SPEAKER: This can either be found with preplanned robotic navigation or fluoroscopy. Here we demonstrate incision marking via the latter. A line is made through the midpoint of the disc space, followed by the posterior, then midpoint, of the vertebral body. The incision is then marked as a diagonal along a natural Langer line. Retroperitoneal access is made with sweeping motions, feeling for the iliac crest inferiorly as a guide point. A posterior-to- anterior trajectory is safest, pushing the abdominal contents with gravity downward rather than lateral. Palpation of the transverse process confirms medial extent and the initial dilator is then passed over the docked hand. Position at the disc space is confirmed on AP and lateral fluoroscopy. This is then held with a K-wire.
SPEAKER: Directional EMG is then used to guide dilation. Once satisfied, the access system is then placed over the final dilator in a similar fashion and then docked to the patient. Spot fluoroscopy is performed to confirm the site. Directional EMG then again confirms the position. The first view into the working corridor is now seen, ideally an endplate-to-endplate view with the posterior disc space in sight.
SPEAKER: The retractor is carefully opened to maximize this corridor. We also use saphenous SSEP as an adjunctive gauge for timely retractor removal. We found that this better approximates neural injury over standard posterior tibial SSEPs given that the femoral nerve is at a higher risk of apraxia during this approach. We now localize for our corpectomy, confirming our disc spaces superiorly and inferiorly.
SPEAKER: The discectomy is performed efficiently with care to maintain an orthogonal trajectory and to not push through the contralateral annulus. Vertebral body is also carefully removed under fluoroscopic guidance. The trial is sized and the implant is placed and expanded. Perc screws are performed in standard fashion with the lateral incision kept open in case extra extension of the cage is necessary after posterior distraction.
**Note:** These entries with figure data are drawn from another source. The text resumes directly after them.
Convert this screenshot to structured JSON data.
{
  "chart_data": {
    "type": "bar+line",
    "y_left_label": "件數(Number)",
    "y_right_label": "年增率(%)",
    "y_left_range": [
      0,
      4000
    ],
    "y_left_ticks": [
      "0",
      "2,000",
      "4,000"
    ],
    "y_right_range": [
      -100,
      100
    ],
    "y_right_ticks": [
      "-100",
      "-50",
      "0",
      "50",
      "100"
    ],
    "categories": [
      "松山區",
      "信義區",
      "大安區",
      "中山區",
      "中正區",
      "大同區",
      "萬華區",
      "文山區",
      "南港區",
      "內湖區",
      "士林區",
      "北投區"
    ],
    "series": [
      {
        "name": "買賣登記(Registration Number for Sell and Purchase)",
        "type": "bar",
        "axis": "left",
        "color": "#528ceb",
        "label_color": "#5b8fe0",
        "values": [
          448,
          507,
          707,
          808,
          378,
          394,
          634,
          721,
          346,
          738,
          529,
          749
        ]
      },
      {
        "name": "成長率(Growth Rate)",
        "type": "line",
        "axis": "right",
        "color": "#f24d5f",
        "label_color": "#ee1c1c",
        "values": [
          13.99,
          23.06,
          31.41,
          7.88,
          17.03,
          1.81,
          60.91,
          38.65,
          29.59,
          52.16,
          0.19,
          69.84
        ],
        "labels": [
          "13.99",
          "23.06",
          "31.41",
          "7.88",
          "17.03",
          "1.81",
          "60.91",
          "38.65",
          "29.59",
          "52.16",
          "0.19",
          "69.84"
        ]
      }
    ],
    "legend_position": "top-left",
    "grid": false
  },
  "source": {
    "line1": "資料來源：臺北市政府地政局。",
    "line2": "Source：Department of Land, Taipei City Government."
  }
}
SPEAKER: In this case, no adjustments were made. The patient was discharged on postoperative day 6, ambulating with a front-wheeled walker without new neurologic deficit. Postoperative films are shown here. Careful preoperative planning, knowledge of technology available, and capacity to mitigate inherent procedural pitfalls will continue to allow surgeons to maximize the prone lateral corridor for lumbosacral pathology.